Although commodities will still have their run in 10 years, according to Scott Campbell, a director of fund management with the publicly listed Midas Capital, prices for the short term are expensive as many institutional investors are taking profit right now.
And unfortunately, it is the "Mr and Mrs Smiths" who are investing in commodities, said Campbell. The first three months of the year saw about US$250 billion (Bt8.1 trillion) poured into commodity index investment, he added. But many sellers, who hopped on the wave before price surges, have netted 30 to 40 per cent from their initial investment.
Even George Soros, chairman of Soros Fund Management, is convinced that the balance is not right. According to the draft of his statement to the US Senate's commercial committee, as published in the Financial Times, the buying of these commodity indices is reminiscent of "the craze for portfolio insurance" that led to the 1987 stock market crash. Speculation proves to be too much.
Still, Campbell is hoping to gradually buy some soft commodities. He believes that emerging markets will continue to fuel the demand for commodities, particularly as demand rises for industrial materials, food, alternative energy and water. The two asset classes usually share similar cycles.
Water is a particular asset class which Campbell likes as a long-term investment. It is still relatively cheap. Water's indispensability means that water technology, utilities and treatment companies' stocks are worth looking into. To date, Thailand has two water-themed mutual funds at ING Funds and PrimaVest Asset Management.
"Disciplined contrarian" is how Campbell sees himself as an investor. "You have to be disciplined when they all walk out," he said.

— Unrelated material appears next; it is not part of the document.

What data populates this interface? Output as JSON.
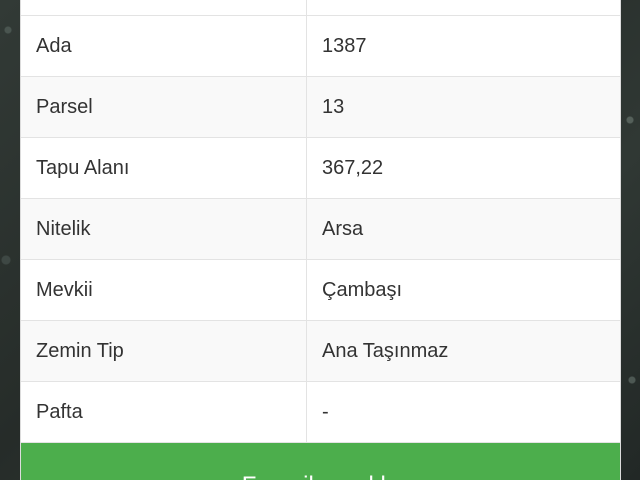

The recent credit crunch as the result of the subprime poison has seen house prices falling in both the US and Europe. But the upside is not confined to just distressed properties in the West. In the East, where real interest rates declined, investment opportunities abound. Scott cited Japan as an example, where despite its low interest rates, few have bothered to invest in property. Scott's own Japanese property portfolio has an average yield of 5 per cent. He noted that institutional investors in particular could make use of the domestic "carry-trade" to invest in property.
One of Scott's even more contrarian investment strategies, though, may be more common in hedge funds. He is investing in distressed loans now that the market has collapsed. Scott claims that the actual default and the one implied by market prices are far and wide. Less than one per cent of leveraged loans defaulted, whereas the implied default rate is as high as 16 per cent - according to Midas Capital's data.